# Street Dreams Detail - Menzerna Power Lock and my car...



## dsms (Feb 1, 2008)

I have been playing with it for a few days... my results

Thought I would give a brief evaluation because I know a lot of people are curious about it. I should hopefully have it on my own car by tomorrow afternoon, but for now I did a small test section on another car.

Straight forward sealant, nothing unusual about it. The color is a milky green which smells slightly minty. I applied it with the DA using a brand new 100ppi pad that will be dedicated for this product.



























































































Consistency: Very much like blackfire, a bit less watery

Spreadability: With the DA it spread very evenly and smooth using only 2 small dabs for 1/2 a trunklid, I think 1 dab would have be sufficient.

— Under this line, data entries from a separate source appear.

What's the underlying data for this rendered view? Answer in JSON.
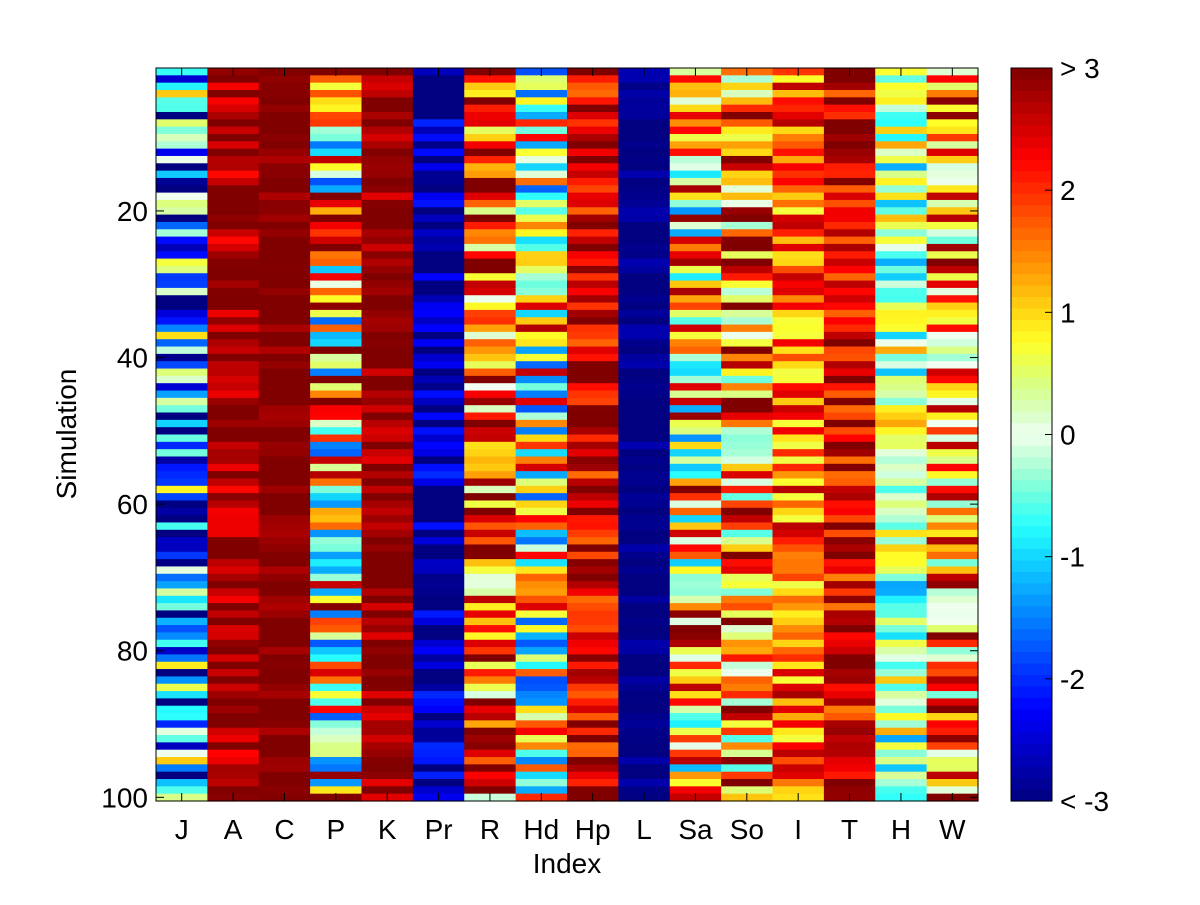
{
  "chart_data": {
    "type": "heatmap",
    "title": "",
    "xlabel": "Index",
    "ylabel": "Simulation",
    "x_categories": [
      "J",
      "A",
      "C",
      "P",
      "K",
      "Pr",
      "R",
      "Hd",
      "Hp",
      "L",
      "Sa",
      "So",
      "I",
      "T",
      "H",
      "W"
    ],
    "y_range": [
      1,
      100
    ],
    "y_ticks": [
      20,
      40,
      60,
      80,
      100
    ],
    "y_tick_labels": [
      "20",
      "40",
      "60",
      "80",
      "100"
    ],
    "color_range": [
      -3,
      3
    ],
    "colormap": "jet",
    "colorbar_ticks": [
      3,
      2,
      1,
      0,
      -1,
      -2,
      -3
    ],
    "colorbar_tick_labels": [
      "> 3",
      "2",
      "1",
      "0",
      "-1",
      "-2",
      "< -3"
    ],
    "column_profiles": [
      {
        "label": "J",
        "mean": -1.5,
        "spread": 2.6
      },
      {
        "label": "A",
        "mean": 2.8,
        "spread": 0.6
      },
      {
        "label": "C",
        "mean": 3.0,
        "spread": 0.3
      },
      {
        "label": "P",
        "mean": 0.8,
        "spread": 2.6
      },
      {
        "label": "K",
        "mean": 2.9,
        "spread": 0.5
      },
      {
        "label": "Pr",
        "mean": -2.8,
        "spread": 0.8
      },
      {
        "label": "R",
        "mean": 1.6,
        "spread": 1.8
      },
      {
        "label": "Hd",
        "mean": 0.6,
        "spread": 2.4
      },
      {
        "label": "Hp",
        "mean": 2.5,
        "spread": 0.9
      },
      {
        "label": "L",
        "mean": -3.0,
        "spread": 0.3
      },
      {
        "label": "Sa",
        "mean": 0.9,
        "spread": 2.3
      },
      {
        "label": "So",
        "mean": 1.4,
        "spread": 2.0
      },
      {
        "label": "I",
        "mean": 1.7,
        "spread": 1.1
      },
      {
        "label": "T",
        "mean": 2.4,
        "spread": 0.9
      },
      {
        "label": "H",
        "mean": 0.0,
        "spread": 1.3
      },
      {
        "label": "W",
        "mean": 1.3,
        "spread": 1.8
      }
    ],
    "colors": {
      "low": "#00008f",
      "mid": "#ffffff",
      "high": "#ff0000"
    }
  }
}
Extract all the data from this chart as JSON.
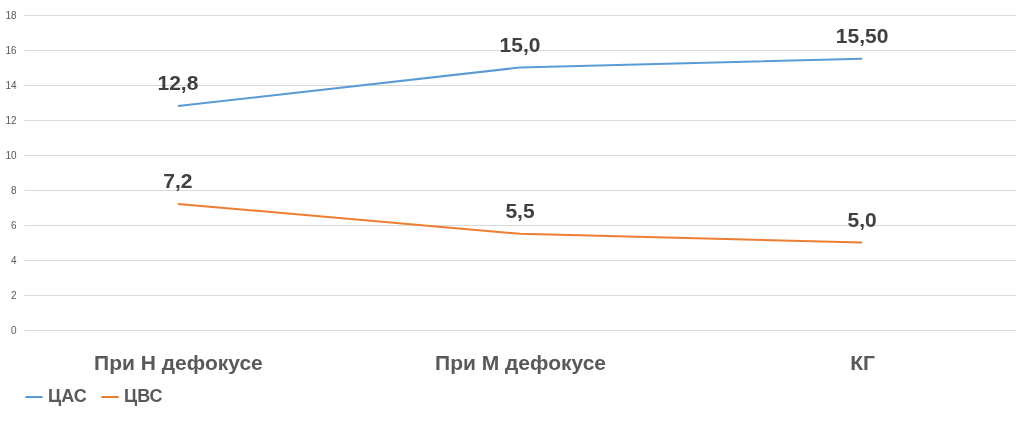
{
  "chart_data": {
    "type": "line",
    "categories": [
      "При Н дефокусе",
      "При М дефокусе",
      "КГ"
    ],
    "series": [
      {
        "name": "ЦАС",
        "color": "#5b9bd5",
        "values": [
          12.8,
          15.0,
          15.5
        ],
        "value_labels": [
          "12,8",
          "15,0",
          "15,50"
        ]
      },
      {
        "name": "ЦВС",
        "color": "#ed7d31",
        "values": [
          7.2,
          5.5,
          5.0
        ],
        "value_labels": [
          "7,2",
          "5,5",
          "5,0"
        ]
      }
    ],
    "ylim": [
      0,
      18
    ],
    "yticks": [
      0,
      2,
      4,
      6,
      8,
      10,
      12,
      14,
      16,
      18
    ],
    "grid": "y",
    "legend": "bottom"
  }
}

Curing: I like to let everything cure for at least 30minutes same in this case, came back after that time and buffed off clean, no streaking under the Fenix LED

Look: 100% subjective, it was a white car so I cant say much. Left a nice clear finish... I mean I need to do a whole car to really say more and it was in my garage

Feel: Very slick, rubbing the back of my hand on it, the stuff definitely is slick

I dont have a lot to say simply because I need to test it on a wider scale, multiple cars, different colors, and of course monitor the durability.

So far for what its worth I think its a solid product and worked very easily.

Like I said I will try to have 2 coats on my car tomorrow and of course pics will follow, then I can get down to testing durability.

Second day applied to my own car...

s promised I applied Power Lock to my own car.

Some results.










Machine on with the DA speed 4










Let it cure for about 30minutes (entire process was done outside)
After buffing off, came off clean, no streaking










Excellent depth and clarity, really impressed me




























After its second use in 2 day this product seems to be all that, the only thing left to see is the durability and this week should be mostly rain which will be a good initial testbead.

Will keep you all updated but for now this seems to be one of the better sealants I have used... and I have used just about every kind

And today some better outside pics

Had to take the camera when I went for coffee this morning


----------



## WHIZZER (Oct 25, 2005)

Looks like it produced a nice glassy finish and welcome to the International Section


----------



## amiller (Jan 1, 2009)

AS above. Looks very wet. :thumb:

Nice car too. You look too young for such a nice car. No twin turbo supra etc....


----------



## Saqib200 (May 13, 2008)

Looks great, welcome to the new section btw.

Rain is always a good time to get beading shots.. hint, hint.


----------



## *MAGIC* (Feb 22, 2007)

It will be interesting to see the durability factor.

Welcome also.

Robbie


----------